Supported models
The ValidMind Library provides out-of-the-box support for testing and documentation for an array of model types and modeling packages.
What is a supported model?
A supported model refers to a model for which predefined testing or documentation functions exist in the ValidMind Library, provided that the model you are developing is documented using a supported version of our library. These model types cover a very large portion of the models used in commercial and retail banking.
Supported model types
- Vendor models
- ValidMind offers support for both first-party models and third-party vendor models.
Traditional statistical models
Linear regression
Models relationship between a scalar response and one or more explanatory variables.
Logistic regression
Models relationship between a scalar response and one or more explanatory variables.
Time series
Analyzes data points collected or sequenced over time.
Machine learning models
Hugging Face-compatible models
- Natural language processing (NLP) text classification — Categorizes text into predefined classes.
- Tabular classification — Assigns categories to tabular dataset entries.
- Tabular regression — Predicts continuous outcomes from tabular data.
Neural networks
- Long short-term memory (LSTM) — Processes sequences of data, remembering inputs over long periods.

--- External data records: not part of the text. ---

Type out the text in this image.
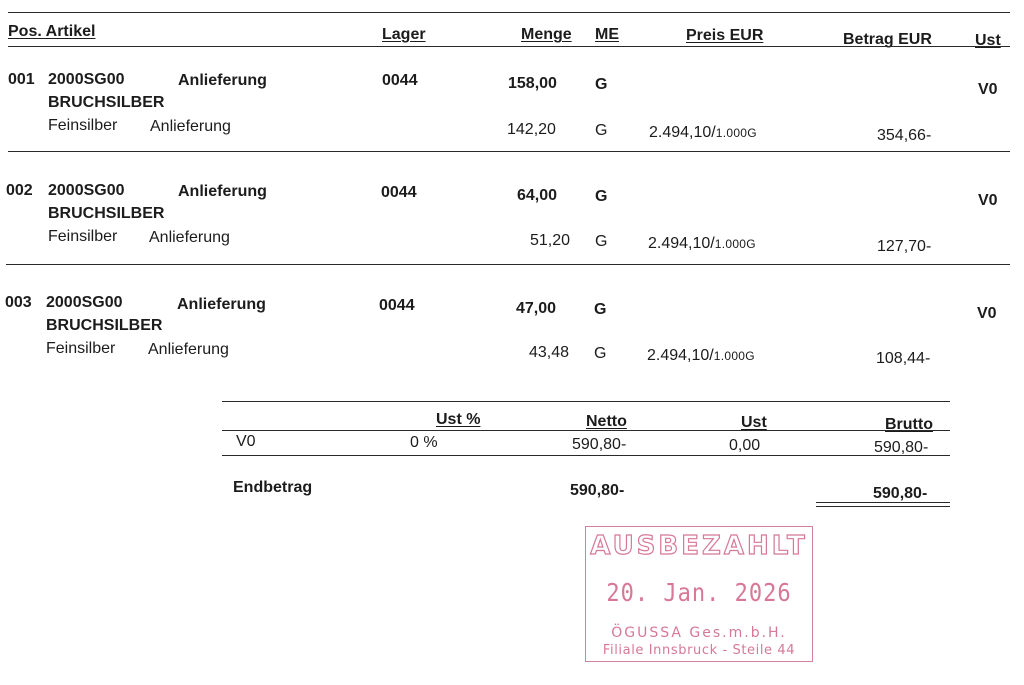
Pos. Artikel	Lager	Menge ME	Preis EUR	Betrag EUR	Ust
001 2000SG00	Anlieferung	0044	158,00 G	V0
BRUCHSILBER
Feinsilber Anlieferung	142,20 G	2.494,10/1.000G	354,66-
002 2000SG00	Anlieferung	0044	64,00 G	V0
BRUCHSILBER
Feinsilber Anlieferung	51,20 G	2.494,10/1.000G	127,70-
003 2000SG00	Anlieferung	0044	47,00 G	V0
BRUCHSILBER
Feinsilber Anlieferung	43,48 G	2.494,10/1.000G	108,44-
Ust %	Netto	Ust	Brutto
V0	0 %	590,80-	0,00	590,80-
Endbetrag	590,80-	590,80-
AUSBEZAHLT
20. Jan. 2026
ÖGUSSA Ges.m.b.H.
Filiale Innsbruck - Steile 44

- Recurrent neural network (RNN) — Processes sequences by maintaining a state that reflects the history of processed elements.
- Convolutional neural network (CNN) — Primarily used for processing grid-like data such as images.
Tree-based models
(XGBoost / CatBoost / random forest)
- Classification — Predicts categorical outcomes using decision trees.
- Regression — Predicts continuous outcomes using decision trees.
K-nearest neighbors (KNN)
- Classification — Assigns class by majority vote of the k-nearest neighbors.
- Regression — Predicts value based on the average of the k-nearest neighbors.
Clustering
- K-means — Partitions n observations into k clusters in which each observation belongs to the cluster with the nearest mean.
Generative AI models
Large language models (LLMs)
- Classification — Categorizes input into predefined classes.
- Text summarization — Generates concise summaries from longer texts.
Supported modeling libraries and other tools
scikit-learn — A Python library for machine learning, offering a range of supervised and unsupervised learning algorithms.
statsmodels — A Python module that provides classes and functions for the estimation of many different statistical models, as well as for conducting statistical tests and exploring data.
PyTorch — An open-source machine learning library based on the Torch library, used for applications such as computer vision and natural language processing.
Hugging Face Transformers — Provides thousands of pre-trained models to perform tasks on texts such as classification, information extraction, question answering, summarization, translation, and text generation.
XGBoost — An optimized distributed gradient boosting library designed to be highly efficient, flexible, and portable, implementing machine learning algorithms under the Gradient Boosting framework.
CatBoost — An open-source gradient boosting on decision trees library with categorical feature support out of the box, for ranking, classification, regression, and other ML tasks.
LightGBM — A fast, distributed, high-performance gradient boosting (GBDT, GBRT, GBM, or MART) framework based on decision tree algorithms, used for ranking, classification, and many other machine learning tasks.
R models, via rpy2 - R in Python — Facilitates the integration of R’s statistical computing and graphics capabilities with Python, allowing for R models to be called from Python.
Large language models (LLMs), via OpenAI-compatible APIs — Access to advanced AI models trained by OpenAI for a variety of natural language tasks, including text generation, translation, and analysis, through a compatible API interface. This support includes both the OpenAI API and the Azure OpenAI Service via API.